- Center-to-center wheel spacing on their tractors; and
- Whether they are using a raised bed or flat bed system.
At Rock Spring Farm, we have a 60 inches center-to-center wheel spacing on all of our tractors. The Allis Chalmers G can be set to this width. This also means that most of our equipment also fits on, or is modular to, this spacing: our rototiller is 60 inches (which is a little too narrow), our tine weeder is 60 inches, and our drill is ten feet.
We've used a number of different row spacings in our thirteen years. We started off with the Eliot Coleman-recommended 3 12-inch or 2 24-inch rows. An equipment purchase the next year led us to work on 4 10-inch rows, which left the outer rows 30 inches apart. With this setup, we experienced quite a bit of disease pressure, and mechanical cultivation with anything other than a basket weeder was very difficult.
In 2005, we changed over to a system of 3 15-inch rows, and we have stayed with that ever since. This spacing has definitely improved our disease control by improving air flow, and it has made mechanical weed control much easier. We use our Buddingh basket weeder to cultivate either all three rows, or with an added sweep (purchased from Buddingh) to clean the middle row when we have crops on two rows.
When we stopped using soil blocks in 2009, we purchased a 2-row mechanical transplanter to replace our water wheel planter for every-day use. The new transplanter only plants two rows, so on transplanted crops we tightened up our in-row spacing by about 30% to maximize our productivity. Anne and Eric Nordell have done some in-depth analyses about planting more densely in the row to account for the wide-row spacings they used on their farm. The wider row spacing allows us to back the crops more densely in the row because we have plenty of air circulation; and the plant roots still have plenty of soil to scavenge in. See the illustrations in this online book to see how wide vegetable root systems are: http://goo.gl/S3kMF.
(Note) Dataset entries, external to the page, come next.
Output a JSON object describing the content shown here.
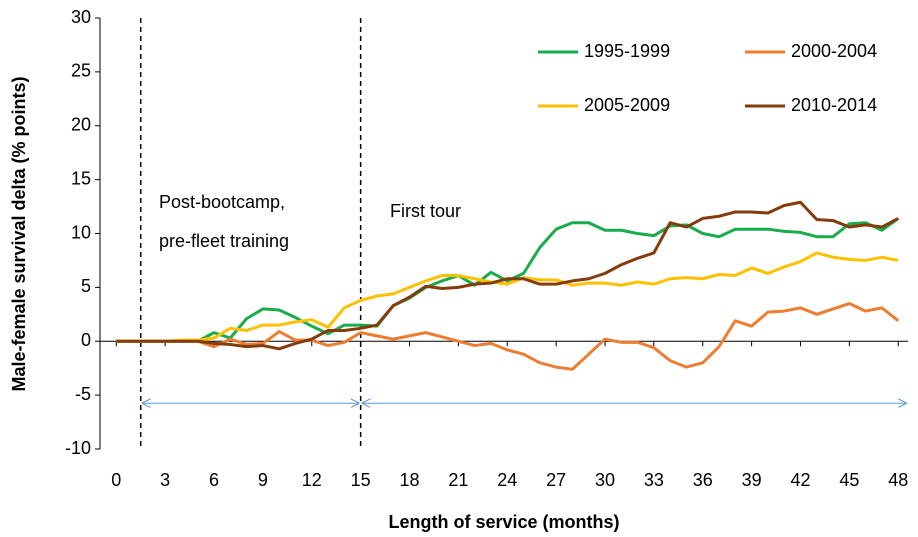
{
  "chart_data": {
    "type": "line",
    "y_label": "Male-female survival delta (% points)",
    "x_label": "Length of service (months)",
    "x": [
      0,
      1,
      2,
      3,
      4,
      5,
      6,
      7,
      8,
      9,
      10,
      11,
      12,
      13,
      14,
      15,
      16,
      17,
      18,
      19,
      20,
      21,
      22,
      23,
      24,
      25,
      26,
      27,
      28,
      29,
      30,
      31,
      32,
      33,
      34,
      35,
      36,
      37,
      38,
      39,
      40,
      41,
      42,
      43,
      44,
      45,
      46,
      47,
      48
    ],
    "series": [
      {
        "name": "1995-1999",
        "color": "#1aab4b",
        "values": [
          0,
          0,
          0,
          0,
          0,
          0,
          0.8,
          0.3,
          2.1,
          3.0,
          2.9,
          2.2,
          1.4,
          0.7,
          1.5,
          1.5,
          1.4,
          3.3,
          4.0,
          5.0,
          5.6,
          6.1,
          5.2,
          6.4,
          5.6,
          6.3,
          8.7,
          10.4,
          11.0,
          11.0,
          10.3,
          10.3,
          10.0,
          9.8,
          10.7,
          10.8,
          10.0,
          9.7,
          10.4,
          10.4,
          10.4,
          10.2,
          10.1,
          9.7,
          9.7,
          10.9,
          11.0,
          10.3,
          11.4
        ]
      },
      {
        "name": "2000-2004",
        "color": "#ed7d31",
        "values": [
          0,
          0,
          0,
          0,
          0,
          0,
          -0.5,
          0.2,
          -0.3,
          -0.2,
          0.9,
          0.1,
          0.1,
          -0.4,
          -0.1,
          0.8,
          0.5,
          0.2,
          0.5,
          0.8,
          0.4,
          0.0,
          -0.4,
          -0.2,
          -0.8,
          -1.2,
          -2.0,
          -2.4,
          -2.6,
          -1.2,
          0.2,
          -0.1,
          -0.1,
          -0.6,
          -1.8,
          -2.4,
          -2.0,
          -0.5,
          1.9,
          1.4,
          2.7,
          2.8,
          3.1,
          2.5,
          3.0,
          3.5,
          2.8,
          3.1,
          1.9
        ]
      },
      {
        "name": "2005-2009",
        "color": "#ffc000",
        "values": [
          0,
          0,
          0,
          0,
          0.1,
          0.1,
          0.3,
          1.2,
          1.0,
          1.5,
          1.5,
          1.8,
          2.0,
          1.3,
          3.1,
          3.8,
          4.2,
          4.4,
          5.0,
          5.6,
          6.1,
          6.1,
          5.8,
          5.5,
          5.3,
          5.9,
          5.7,
          5.7,
          5.2,
          5.4,
          5.4,
          5.2,
          5.5,
          5.3,
          5.8,
          5.9,
          5.8,
          6.2,
          6.1,
          6.8,
          6.3,
          6.9,
          7.4,
          8.2,
          7.8,
          7.6,
          7.5,
          7.8,
          7.5
        ]
      },
      {
        "name": "2010-2014",
        "color": "#843c0c",
        "values": [
          0,
          0,
          0,
          0,
          0,
          0,
          -0.2,
          -0.3,
          -0.5,
          -0.4,
          -0.7,
          -0.2,
          0.2,
          1.0,
          1.0,
          1.2,
          1.5,
          3.3,
          4.1,
          5.1,
          4.9,
          5.0,
          5.3,
          5.4,
          5.8,
          5.8,
          5.3,
          5.3,
          5.6,
          5.8,
          6.3,
          7.1,
          7.7,
          8.2,
          11.0,
          10.6,
          11.4,
          11.6,
          12.0,
          12.0,
          11.9,
          12.6,
          12.9,
          11.3,
          11.2,
          10.6,
          10.8,
          10.6,
          11.4
        ]
      }
    ],
    "xlim": [
      -1,
      48.6
    ],
    "ylim": [
      -10,
      30
    ],
    "xticks": [
      0,
      3,
      6,
      9,
      12,
      15,
      18,
      21,
      24,
      27,
      30,
      33,
      36,
      39,
      42,
      45,
      48
    ],
    "yticks": [
      -10,
      -5,
      0,
      5,
      10,
      15,
      20,
      25,
      30
    ],
    "vlines": [
      1.5,
      15
    ],
    "arrow_y": -5.75,
    "annotations": [
      "Post-bootcamp,",
      "pre-fleet training",
      "First tour"
    ],
    "grid": false,
    "legend": "upper right"
  }
}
If I had it all to do over again, I would use a 72-inch tire spacing, and set my rows at 18 inches. My 30-inch 2-row spacing right now is too narrow to effectively hill potatoes. Further, my experience leads me to feel that the more dirt I can move, the more potential I have for effective weed mechanical weed control, and since that's such a key factor for yield, speed of harvest, and labor expenditures, it feels like the most critical thing to build an organic vegetable farming system around. However, the wheels on many older cultivating tractors won't adjust that wide without special spacers, which are available but which come with an additional hassle-factor.